The Inslee family had sad news today, news I have no doubt weighs heavily on the governor.
On Feb. 7, 2008 I saw then Congressman Jay Inslee campaign forcefully and effectively for presidential candidate Hillary Clinton. The next night, after a day of traveling from a Barack Obama campaign event at Key Arena to a John McCain rally at a downtown Seattle hotel, I boarded the Seattle-Bainbridge ferry. I was tired and it was Friday. The next day I would work the party caucuses, but this was downtime.
I hadn’t noticed that behind me on the boat sat Trudi Inslee, but I soon realized it as soon as I heard her husband’s distinctive voice. He was on the phone talking to someone about the last couple of days and he hadn’t noticed that he was talking within earshot of a reporter. His tone was animated. He was having fun, as if he were talking to a buddy. He had actually moved a few seats away on a fairly empty boat. I listened for hints of the rumors lots of people had shared, that maybe Clinton had a cabinet position for him if she won. No such luck, so I struck up a conversation with Trudi.
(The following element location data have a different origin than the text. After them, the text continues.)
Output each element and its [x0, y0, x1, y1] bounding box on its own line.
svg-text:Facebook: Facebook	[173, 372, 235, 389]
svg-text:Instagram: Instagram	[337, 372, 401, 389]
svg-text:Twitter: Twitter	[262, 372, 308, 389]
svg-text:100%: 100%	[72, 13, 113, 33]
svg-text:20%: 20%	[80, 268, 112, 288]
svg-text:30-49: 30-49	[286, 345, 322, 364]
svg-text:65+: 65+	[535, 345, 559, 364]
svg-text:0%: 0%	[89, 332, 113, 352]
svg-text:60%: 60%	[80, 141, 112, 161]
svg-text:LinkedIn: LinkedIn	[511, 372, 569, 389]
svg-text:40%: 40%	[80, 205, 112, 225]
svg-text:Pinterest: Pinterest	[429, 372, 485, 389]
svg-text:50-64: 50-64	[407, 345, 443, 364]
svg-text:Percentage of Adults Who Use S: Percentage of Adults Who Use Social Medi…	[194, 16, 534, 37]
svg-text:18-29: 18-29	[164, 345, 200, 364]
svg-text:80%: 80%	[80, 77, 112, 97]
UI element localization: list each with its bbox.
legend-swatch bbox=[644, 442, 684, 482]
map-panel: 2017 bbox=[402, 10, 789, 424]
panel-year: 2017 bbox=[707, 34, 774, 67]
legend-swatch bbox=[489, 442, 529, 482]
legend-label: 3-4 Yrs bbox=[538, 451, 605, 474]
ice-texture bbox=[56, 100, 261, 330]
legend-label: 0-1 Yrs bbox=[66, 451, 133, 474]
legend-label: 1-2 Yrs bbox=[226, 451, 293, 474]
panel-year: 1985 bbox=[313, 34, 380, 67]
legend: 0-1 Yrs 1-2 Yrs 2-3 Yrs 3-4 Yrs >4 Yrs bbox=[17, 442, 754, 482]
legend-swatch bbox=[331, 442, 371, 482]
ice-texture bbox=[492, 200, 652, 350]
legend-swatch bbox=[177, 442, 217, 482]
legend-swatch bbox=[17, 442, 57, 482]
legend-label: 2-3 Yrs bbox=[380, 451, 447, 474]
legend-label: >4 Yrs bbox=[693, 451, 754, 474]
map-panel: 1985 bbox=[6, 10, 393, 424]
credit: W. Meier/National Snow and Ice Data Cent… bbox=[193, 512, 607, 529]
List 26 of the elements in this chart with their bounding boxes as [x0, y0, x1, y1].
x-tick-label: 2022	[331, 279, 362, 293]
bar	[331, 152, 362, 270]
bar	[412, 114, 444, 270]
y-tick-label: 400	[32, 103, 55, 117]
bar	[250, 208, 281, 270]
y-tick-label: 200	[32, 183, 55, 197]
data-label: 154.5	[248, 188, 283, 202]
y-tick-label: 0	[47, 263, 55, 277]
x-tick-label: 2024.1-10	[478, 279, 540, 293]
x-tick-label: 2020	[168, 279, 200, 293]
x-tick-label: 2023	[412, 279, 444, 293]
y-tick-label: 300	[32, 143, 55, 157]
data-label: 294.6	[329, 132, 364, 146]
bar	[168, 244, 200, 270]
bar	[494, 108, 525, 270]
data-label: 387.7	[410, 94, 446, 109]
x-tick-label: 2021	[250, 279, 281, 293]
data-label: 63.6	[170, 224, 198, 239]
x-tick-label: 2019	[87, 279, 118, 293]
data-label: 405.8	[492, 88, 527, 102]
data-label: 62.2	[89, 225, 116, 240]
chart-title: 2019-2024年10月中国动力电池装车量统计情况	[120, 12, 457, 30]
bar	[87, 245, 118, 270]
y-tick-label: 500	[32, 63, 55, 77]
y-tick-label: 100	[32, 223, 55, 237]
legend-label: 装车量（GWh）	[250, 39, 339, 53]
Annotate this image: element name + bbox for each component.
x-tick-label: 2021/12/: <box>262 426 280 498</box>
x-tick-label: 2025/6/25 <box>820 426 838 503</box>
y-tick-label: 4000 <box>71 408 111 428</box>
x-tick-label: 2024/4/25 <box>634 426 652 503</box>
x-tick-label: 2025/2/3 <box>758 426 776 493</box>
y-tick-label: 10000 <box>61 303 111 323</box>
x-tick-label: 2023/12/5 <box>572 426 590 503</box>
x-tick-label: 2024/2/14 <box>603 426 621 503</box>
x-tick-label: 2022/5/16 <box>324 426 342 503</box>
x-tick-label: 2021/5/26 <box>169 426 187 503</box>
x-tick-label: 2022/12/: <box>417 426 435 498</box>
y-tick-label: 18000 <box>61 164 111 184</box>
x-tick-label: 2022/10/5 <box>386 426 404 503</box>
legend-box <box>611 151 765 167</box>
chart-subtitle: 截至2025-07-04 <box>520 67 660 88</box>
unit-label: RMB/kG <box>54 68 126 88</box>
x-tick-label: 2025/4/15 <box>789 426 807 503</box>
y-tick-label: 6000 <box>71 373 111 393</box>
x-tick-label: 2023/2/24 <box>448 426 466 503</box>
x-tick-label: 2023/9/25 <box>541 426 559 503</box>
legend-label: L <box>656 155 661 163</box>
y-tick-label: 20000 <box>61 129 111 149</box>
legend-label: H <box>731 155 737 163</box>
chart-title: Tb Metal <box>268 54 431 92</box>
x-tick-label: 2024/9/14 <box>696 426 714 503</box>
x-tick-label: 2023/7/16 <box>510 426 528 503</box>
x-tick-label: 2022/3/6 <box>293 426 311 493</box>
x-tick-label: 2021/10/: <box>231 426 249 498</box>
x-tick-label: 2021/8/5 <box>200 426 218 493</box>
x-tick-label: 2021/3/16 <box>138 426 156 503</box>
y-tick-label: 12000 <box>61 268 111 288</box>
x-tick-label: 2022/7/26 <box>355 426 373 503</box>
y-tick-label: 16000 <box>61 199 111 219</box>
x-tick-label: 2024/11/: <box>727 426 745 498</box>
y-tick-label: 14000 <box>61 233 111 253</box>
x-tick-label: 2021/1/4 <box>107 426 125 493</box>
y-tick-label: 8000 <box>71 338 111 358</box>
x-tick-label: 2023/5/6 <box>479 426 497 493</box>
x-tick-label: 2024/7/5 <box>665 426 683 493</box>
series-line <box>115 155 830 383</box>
The congressman quit the conversation before reaching Bainbridge and he rejoined his wife. I joked with him about listening for rumors. He laughed along with the joke and told me he’d been talking to his dad. He seemed legitimately at peace. Since then I’ve only seen him or spoken to him in his official duties or campaigning, and his guard has never been down the way it was that night.
Over the next couple of years I talked to his staff about doing a story on the relationship between Inslee and his dad. But the economy had crashed and members of Congress were fighting town hall crowds over Obamacare. The 2010 election was rough and after that we took our time. Then Inslee quit to focus on a run for governor. We still considered the idea, even wondering if we could make it part of our election coverage in 2012. In the end it proved difficult. We gave up.
My interest in talking to Inslee and his dad was probably sparked by a development in my life. For more than five of the last seven years of his life my father lived with us in a house in the Illahee area. It wasn’t always an easy reality for our young family, because my dad, a former cop who also spent years coaching his three boys in the holy practice that is baseball, needed care from us. But even as the work grew harder I grew closer to my father, often pestering him to tell me stories about his childhood. We all knew the time could be fleeting and we did our best to enjoy it. My dad eventually became weak enough that we knew we could no longer provide him adequate care at home and he went to live in a local nursing home. We visited him often, but it will never seem like it was enough.
On election night, Nov. 7, 2012, the night Inslee would learn whether he had been elected governor, my father went into intensive care battling a lung infection that knocked him down. I watched the night’s election returns from Harrison Medical Center in Bremerton as my dad struggled to breathe. Four days later the infection would knock him out. He died on Veteran’s Day.
There isn’t a lot I have in common with Jay Inslee. He’s taller, better looking, is a basketball guy, was born and raised here and has always had a better-paying job. I’m not saying I’d trade lives with him. I’m just pointing out the obvious before I acknowledge there is one thing that we share. I could tell from his conversation he had on the boat that night that he loved and respected his dad, just as much as I did mine. And today he misses his dad the way I miss mine.
I don’t think I’m shedding any objectivity in sending my condolences to the governor and his family.